Profit margin dilemma: cut costs or boost service?

Nation's Restaurant News, July 30, 1990 by Charles Bernstein

Profit margin dilemma: Cut costs or boost service?

When business slumps, as it undeniably has in the restaurant industry, there are various options to maintain profit margins. One is to simply reduce costs and expenses, while another is to press harder for more service, marketing and promotion to woo customers and increase sales.

Two other possibilities are raising prices to offset the loss of customers (thereby risking a backlash and further attrition of patrons) or proceeding with business as usual and accepting lower margins. With labor, occupancy and operating costs still soaring, no easy solution really exists.

The most typical approach is to cut costs and ride out the storm until brighter days "arrive." This is the easiest route to maintaining margins, and people tend to take the path of least resistance.

These points were brought to mind dramatically at a recent Laventhol & Horwath New York City conference, "Restaurants in the 1990s: A Survival Guide." Prominent restaurateurs presented opposite paths to survival in the current economy.

To Dennis Riese, president of Riese New York and an Arby's, Chi-Chi's, TGI Friday's and P.J. Clarke's franchisee and an Ed Debevic's partner, the answer to any sales declines is to gradually decrease costs so that customers won't notice. He is reducing the martinis from 6 ounces to 5.5 ounces by using slightly smaller glasses, and he is going with less expensive glassware at the bar.

He is also giving one less chicken nugget per serving, slightly cutting portion sizes, cutting back on the total number of menu items and closing perhaps an hour earlier when business is especially slow. Riese, who is a landlord himself, is lending a more empathetic ear to his tenants.

"I'd rather get paid some rent than none to help a struggling tenant for the future," he declared, "and I'd rather get such help myself."

We respect Riese, his ideas and his strategies. As a New York City multi-franchisee, he already has the marketing clout provided for him. But we are convinced that customers will notice the "adjustments" and may react by not going to the restaurant. This would touch off another downward sales spiral.

Riese's approach is a traditional one, an attempt to survive decently until things get better. With wages rising, operators indeed must do something extra to protect their margins.

Still, we would suggest a longer-term approach building for the future and trying to maintain sales momentum in the midst of a market crunch. This is actually the time to invest more money if possible to step up service and win more customers.

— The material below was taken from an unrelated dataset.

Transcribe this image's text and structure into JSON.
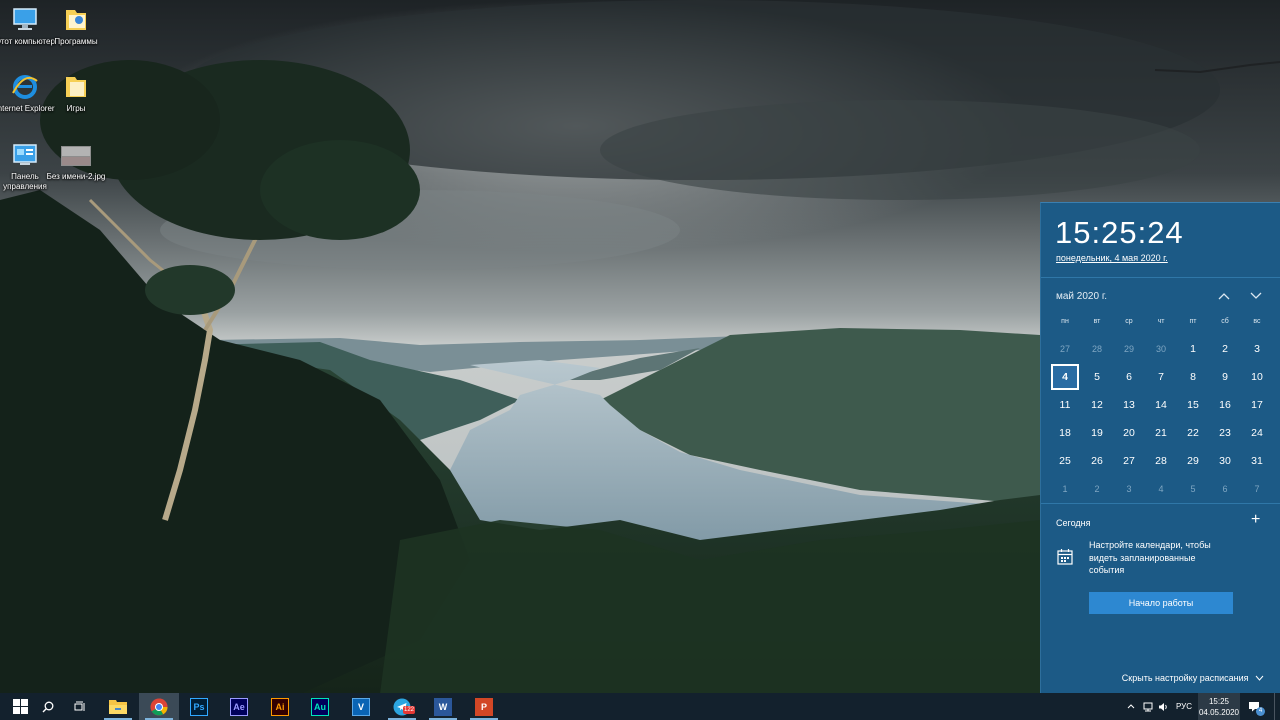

We side with the positive, albeit risky, approach of Shelley Fireman, who told the L & H conference that "in a down economy you've got to get off your backside and control your margins by boosting your customer counts." He owns and operates Fiorello's, La Hosteria (formerly Fiorella's) and Trattoria Dell'Arte Italian restaurants in Manhattan.

His philosophy is almost the reverse of Riese's. Perhaps the real difference is that Fireman has three restaurants whereas Riese has a substantial number. But Fireman has poured money into higher employee salaries to upgrade service and boost food quality. Furthermore, he does not hesitate to spend money for his staff to travel to Italy to discover new menu ideas and innovative techniques.

The results: Riese is maintaining his margins in the face of flat sales while traffic has climbed 37 percent at Fireman's Trattoria and a smaller amount at his other two operations and margins are holding steady or improving at all three.

Richard Lavin's answer, in his Lavin's and Sofi restaurants, is to put extra money into making the customers happy. He urged that operators focus on "spending money on the needs of customers instead of focusing on profit and operating costs." That is easier said than done, but it is a worthwhile objective.

Two other New York restaurant owners indicated that while they, too, were watching the bottom line, they would put more money into customer service. "Everything in life and business is about perceived value," asserted Jerome Kretchmer, a prominent New York politician turned restaurateur with the Gotham Bar & Grill. "You've got to meet customers' expectations and keep putting money and effort into the service staff."

"We still must spend the money to serve the customer better than ever," declared Drew Nieporent, who said he serves "regular customers" just as carefully as any of the celebrities who frequent his Montrachet restaurant and the new trendy TriBeCa Grill.

Kenneth Aretsky, chairman of the "21' Club, emphasized how he turned the venerable restaurant's image from an "exclusive private club" to a broader-based restaurant with diverse appeal by spending money on cocktail parties for business executives, advertising banquet facilities and launching pre-theater dinners.

While many restaurateurs are content just to survive the tough times of 1990, some are showing how to thrive with more customer traffic as well as a respectable bottom line. We must always remember that the customer is concerned only with getting the best service and enjoying a happy, comfortable, quality experience, whatever the type of restaurant.